In forecasting the 2020 annual estimated effective tax rate, management believes that it should limit any tax benefit suggested by the tax effect of the forecasted book loss such that no net deferred tax asset is recorded in 2020. Management reached this conclusion considering several factors such as: (i) the lack of carryback potential resulting in a tax refund, and (ii) in light of current commodity pricing uncertainty, there is insufficient external evidence to suggest that net tax attribute carryforwards are collectible beyond offsetting existing deferred tax liabilities inherent in the Company’s Condensed Consolidated Balance Sheet.

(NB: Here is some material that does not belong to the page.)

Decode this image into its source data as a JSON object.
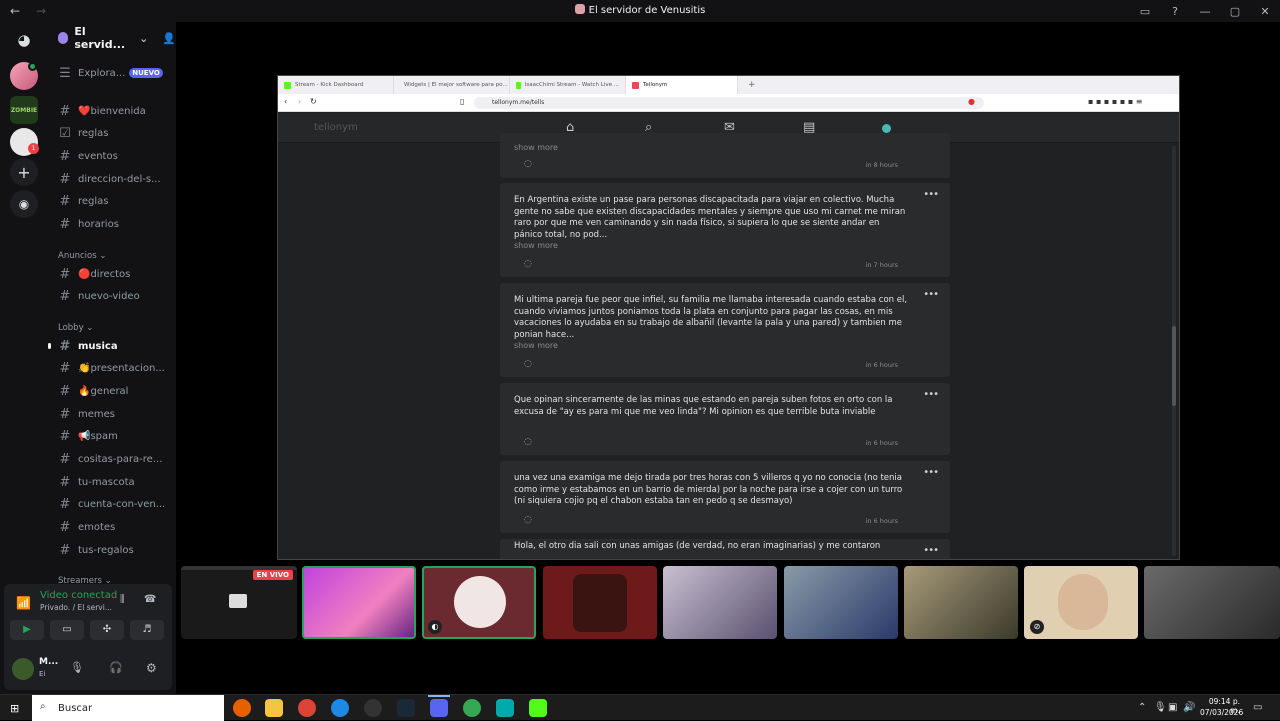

The Company is forecasting pre-tax book loss for the year ending December 31, 2020.  As a result, no net income tax expense or benefit is allocable to either income from continuing operations or to discontinued operations.

In connection with the BRMR Merger (See Note 4— Acquisitions), the Company experienced an ownership change as described in Section 382 of the Code.  As a result, the Company’s net operating losses as well as certain tax deductions are subject to an annual limitation imposed by the Section 382 limitation. If a subsequent ownership change were to occur as a result of future transactions in the Company’s stock, the Company’s use of remaining U.S. tax attributes may be further limited.